Brandschutztüren sind bei abgeschaltetem Netzstrom beispielsweise für Menschen im Rollstuhl schwer zu öffnen. ECO Schulte hat dafür eine Sondersteuerung für Drehtürantriebe entwickelt. Ein blinkender Taster weist auf die Funktion hin, die auch funktioniert, wenn der Strom auf Notversorgung umgestellt ist.
Im Fall eines erkannten Brandes schließen in öffentlichen Gebäuden die Brandabschnittstüren, der Strom wird auf Notversorgung umgeschaltet. Für Menschen mit körperlicher Beeinträchtigung kann es schwierig sein, die oft schweren, motorisch unterstützten Brandabschnittstüren zu öffnen, wenn die Muskelkraft nicht reicht und niemand helfen kann: ECO Schulte hat dafür eine Lösung entwickelt.
Die Aufgabe stellte sich in einem großen Bauprojekt in Hamburg – gefragt war vom Bauherrn eine dezentrale, pragmatische Sonderlösung mit Standardkomponenten und ohne eine ganz große Überplanung des Flucht- und Rettungskonzepts. Dirk Huber, Leiter des Produktmanagements bei ECO Schulte: „Hauptproblem: Wir müssen die Drehtürantriebe reaktivieren nach ausgelöstem Brandalarm und brauchen zudem Strom zum motorischen Betrieb der Tür – wenigstens noch einige Male.“
Die Idee basiert auf einer Sondersteuerung, die dafür sorgt, dass relevante Drehtürantriebe selbst nach Auslösung durch die Brandmeldeanlage oder Rauchmelder in einem Sondermodus aktiv bleiben. Dieser Modus erlaubt die automatische Öffnung der Türen in Fluchtrichtung und ermöglicht damit ein barrierefreies Entkommen für alle. Der notwendige elektrische Strom wird dabei entweder über lokale USV (Unterbrechungsfreie Stromversorgung) oder Gebäude-Ersatzstrom zur Verfügung gestellt.

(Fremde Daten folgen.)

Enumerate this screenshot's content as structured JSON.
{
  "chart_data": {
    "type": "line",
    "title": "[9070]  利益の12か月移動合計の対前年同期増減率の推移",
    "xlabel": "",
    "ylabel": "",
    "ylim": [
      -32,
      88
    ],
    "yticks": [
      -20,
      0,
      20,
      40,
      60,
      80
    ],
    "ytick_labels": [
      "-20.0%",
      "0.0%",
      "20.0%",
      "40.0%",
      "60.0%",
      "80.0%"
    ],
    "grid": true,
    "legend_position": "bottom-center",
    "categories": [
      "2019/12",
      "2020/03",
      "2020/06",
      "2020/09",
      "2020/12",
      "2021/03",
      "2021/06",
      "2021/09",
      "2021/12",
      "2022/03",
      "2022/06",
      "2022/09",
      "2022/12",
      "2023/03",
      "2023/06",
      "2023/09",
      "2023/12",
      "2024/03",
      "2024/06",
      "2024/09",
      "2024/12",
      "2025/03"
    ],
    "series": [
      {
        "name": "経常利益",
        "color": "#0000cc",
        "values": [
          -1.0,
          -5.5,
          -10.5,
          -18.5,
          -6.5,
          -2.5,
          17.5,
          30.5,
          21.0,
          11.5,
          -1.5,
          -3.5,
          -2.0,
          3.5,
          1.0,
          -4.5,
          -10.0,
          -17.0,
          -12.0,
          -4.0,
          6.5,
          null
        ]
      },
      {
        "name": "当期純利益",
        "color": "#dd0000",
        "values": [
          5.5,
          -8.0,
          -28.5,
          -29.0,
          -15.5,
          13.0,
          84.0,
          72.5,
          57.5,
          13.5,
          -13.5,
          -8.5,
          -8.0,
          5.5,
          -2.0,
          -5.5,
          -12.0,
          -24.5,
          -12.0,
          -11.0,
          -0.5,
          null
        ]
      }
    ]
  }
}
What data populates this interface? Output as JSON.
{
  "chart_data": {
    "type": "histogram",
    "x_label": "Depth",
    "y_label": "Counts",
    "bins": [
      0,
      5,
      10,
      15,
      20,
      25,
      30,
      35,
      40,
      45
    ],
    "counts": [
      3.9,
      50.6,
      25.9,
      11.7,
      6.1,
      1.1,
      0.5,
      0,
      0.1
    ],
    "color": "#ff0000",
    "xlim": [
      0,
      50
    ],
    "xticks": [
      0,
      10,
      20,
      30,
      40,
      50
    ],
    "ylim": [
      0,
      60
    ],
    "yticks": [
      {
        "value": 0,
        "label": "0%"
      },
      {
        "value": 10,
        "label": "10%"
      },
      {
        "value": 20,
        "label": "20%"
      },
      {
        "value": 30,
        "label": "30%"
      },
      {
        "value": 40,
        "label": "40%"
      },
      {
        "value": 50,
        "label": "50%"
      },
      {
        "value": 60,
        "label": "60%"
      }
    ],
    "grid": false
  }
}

Viele der Komponenten dazu kommen aus dem ECO Schulte Standardprogramm: Drehtürantrieb, USV und ein extra Taster, der im Sondermodus-Betrieb optisch über Lichtblinken signalisiert, dass die Tür sich noch öffnen lässt.

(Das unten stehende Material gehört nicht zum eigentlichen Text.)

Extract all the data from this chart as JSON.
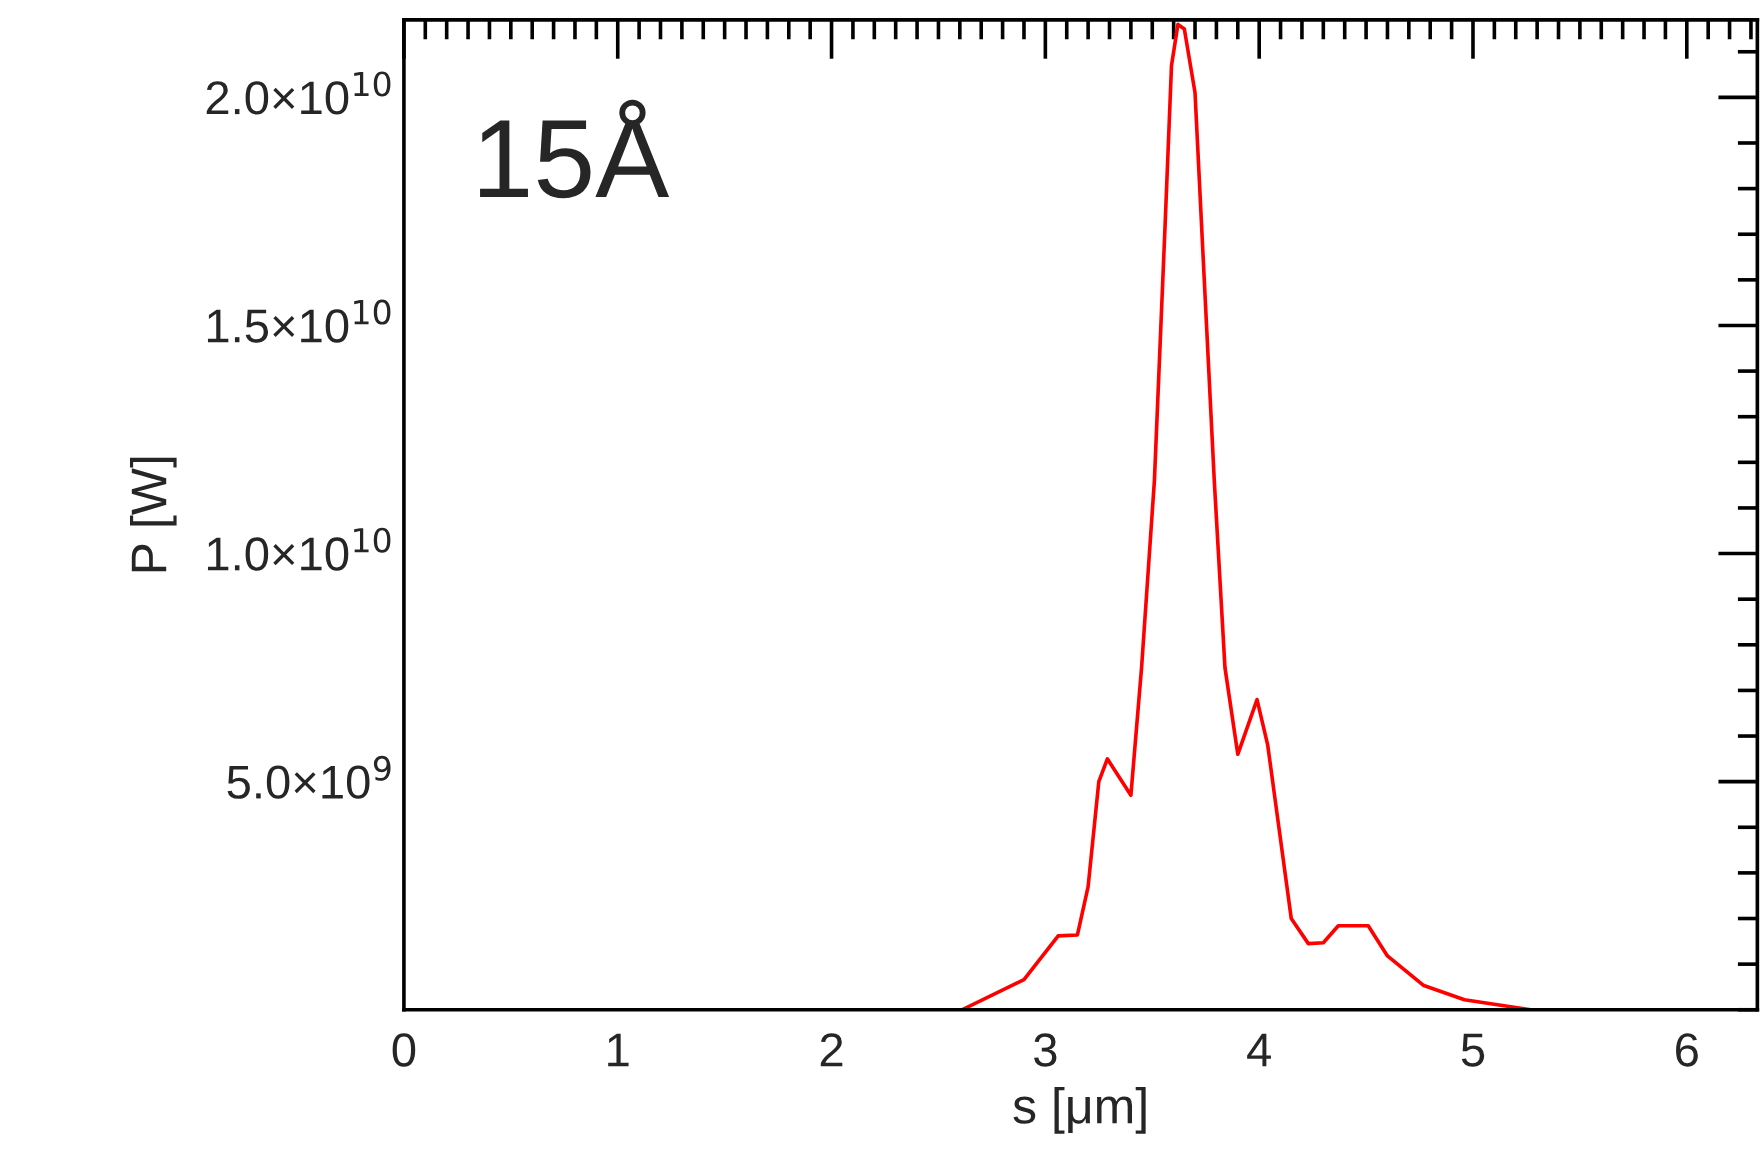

Die Sondersteuerung wurde neu entwickelt und kann laut Hersteller für zukünftige Projekte einfach adaptiert werden. Die zuständige Bauaufsichtsbehörde hat für die gesamte Lösung eine ZiE (Zustimmung im Einzelfall als bauaufsichtlicher Verwendbarkeitsnachweis) ausgesprochen.